1) Declared a couple of variables
a) @cols – holds the string of column values for the PIVOT
b) @sql – holds the SQL statment that gets executed
2) Used a FOR XML PATH(”) command to concatenate the string. This is cool. The query pulls EmployeeID’s out of a derived table in the FROM Clause. He orders by EmployeeID (which is not required), and outputs the result of this query using FOR XML PATH(”). The FOR XML PATH(”) clause creates a single row that looks like this:
Wow, exactly what we need for the PIVOT. Well, almost. That’s what the STUFF function is for. Getting rid of “almost”.

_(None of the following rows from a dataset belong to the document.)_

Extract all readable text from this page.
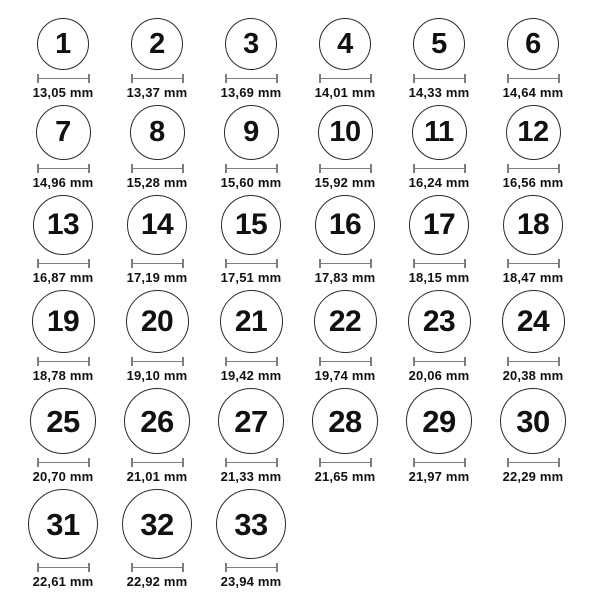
1
13,05 mm
2
13,37 mm
3
13,69 mm
4
14,01 mm
5
14,33 mm
6
14,64 mm
7
14,96 mm
8
15,28 mm
9
15,60 mm
10
15,92 mm
11
16,24 mm
12
16,56 mm
13
16,87 mm
14
17,19 mm
15
17,51 mm
16
17,83 mm
17
18,15 mm
18
18,47 mm
19
18,78 mm
20
19,10 mm
21
19,42 mm
22
19,74 mm
23
20,06 mm
24
20,38 mm
25
20,70 mm
26
21,01 mm
27
21,33 mm
28
21,65 mm
29
21,97 mm
30
22,29 mm
31
22,61 mm
32
22,92 mm
33
23,94 mm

3) Also, see how he used QUOTENAME to add the brackets he needed?
QUOTENAME(EmployeeID) AS [text()]
4) Then, since that leading comma (,) is not needed, he uses the STUFF command to strip it off. STUFF looks like this:
STUFF ( character_expression , start , length ,character_expression )
a) character_expression – the results of the query containing the FOR XML PATH(”) output
b) start – first character
c) length – how many characters to replace with what we’re “stuffing” in. In this case, a length of 1.

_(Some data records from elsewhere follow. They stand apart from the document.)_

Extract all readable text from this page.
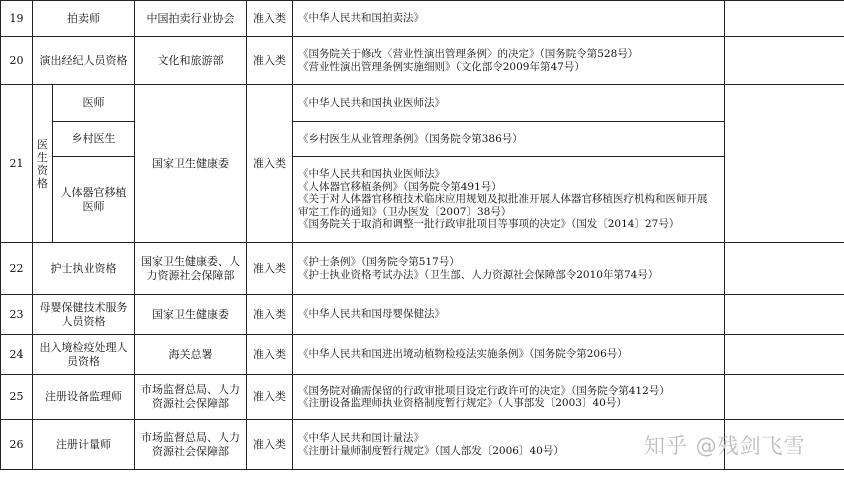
19	拍卖师		中国拍卖行业协会	准入类	《中华人民共和国拍卖法》	

20	演出经纪人员资格		文化和旅游部	准入类	《国务院关于修改〈营业性演出管理条例〉的决定》（国务院令第528号）
《营业性演出管理条例实施细则》（文化部令2009年第47号）	

21	医
生
资
格	医师	国家卫生健康委	准入类	《中华人民共和国执业医师法》	

		乡村医生			《乡村医生从业管理条例》（国务院令第386号）	

		人体器官移植医师			《中华人民共和国执业医师法》
《人体器官移植条例》（国务院令第491号）
《关于对人体器官移植技术临床应用规划及拟批准开展人体器官移植医疗机构和医师开展
审定工作的通知》（卫办医发〔2007〕38号）
《国务院关于取消和调整一批行政审批项目等事项的决定》（国发〔2014〕27号）	

22	护士执业资格		国家卫生健康委、人力资源社会保障部	准入类	《护士条例》（国务院令第517号）
《护士执业资格考试办法》（卫生部、人力资源社会保障部令2010年第74号）	

23	母婴保健技术服务人员资格		国家卫生健康委	准入类	《中华人民共和国母婴保健法》	

24	出入境检疫处理人员资格		海关总署	准入类	《中华人民共和国进出境动植物检疫法实施条例》（国务院令第206号）	

25	注册设备监理师		市场监督总局、人力资源社会保障部	准入类	《国务院对确需保留的行政审批项目设定行政许可的决定》（国务院令第412号）
《注册设备监理师执业资格制度暂行规定》（人事部发〔2003〕40号）	

26	注册计量师		市场监督总局、人力资源社会保障部	准入类	《中华人民共和国计量法》
《注册计量师制度暂行规定》（国人部发〔2006〕40号）	
		知乎 @残剑飞雪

d) character_expression – an empty string, which is what’s’ “stuffed” into the first character expression, eliminating the comma.
Try this to illustrate it much more simply:
SELECT STUFF(‘abcdef’, 1, 1, ”);
Your result is: ‘bcdef’. The empty string he specified basically replaces the first character which is the comma we don’t want. Seriously, I had to run the baby STUFF to understand it properly. The beauty of STUFF over SUBSTRING is that SUBSTRING requires you to tell the function the length of the resulting string, which would require a LEN function over the entire subquery to get it right. It saves you having to execute that bad boy more than once.
5) Finally, he just puts the PIVOT query into @sql, concatenating in @cols where he needs to, and then executes it.
This is his output:
So he didn’t do pretty column aliases, but the important data is the same. And just take a look at the execution plans. That’s where I do feel just a bit deflated. Mine is monstrous. His? TWO queries. TWO! But that’s not the point. The point is, I had a blast figuring out how to write my own dynamic PIVOT. I had even more fun dissecting Itzik Ben-Gan’s method. (Yeah, I know. I’m a dork.) And, you can bet your sweet bippy that I’ll be working to make sure that FOR XML PATH, STUFF, and QUOTENAME all become part of my T-SQL muscle memory.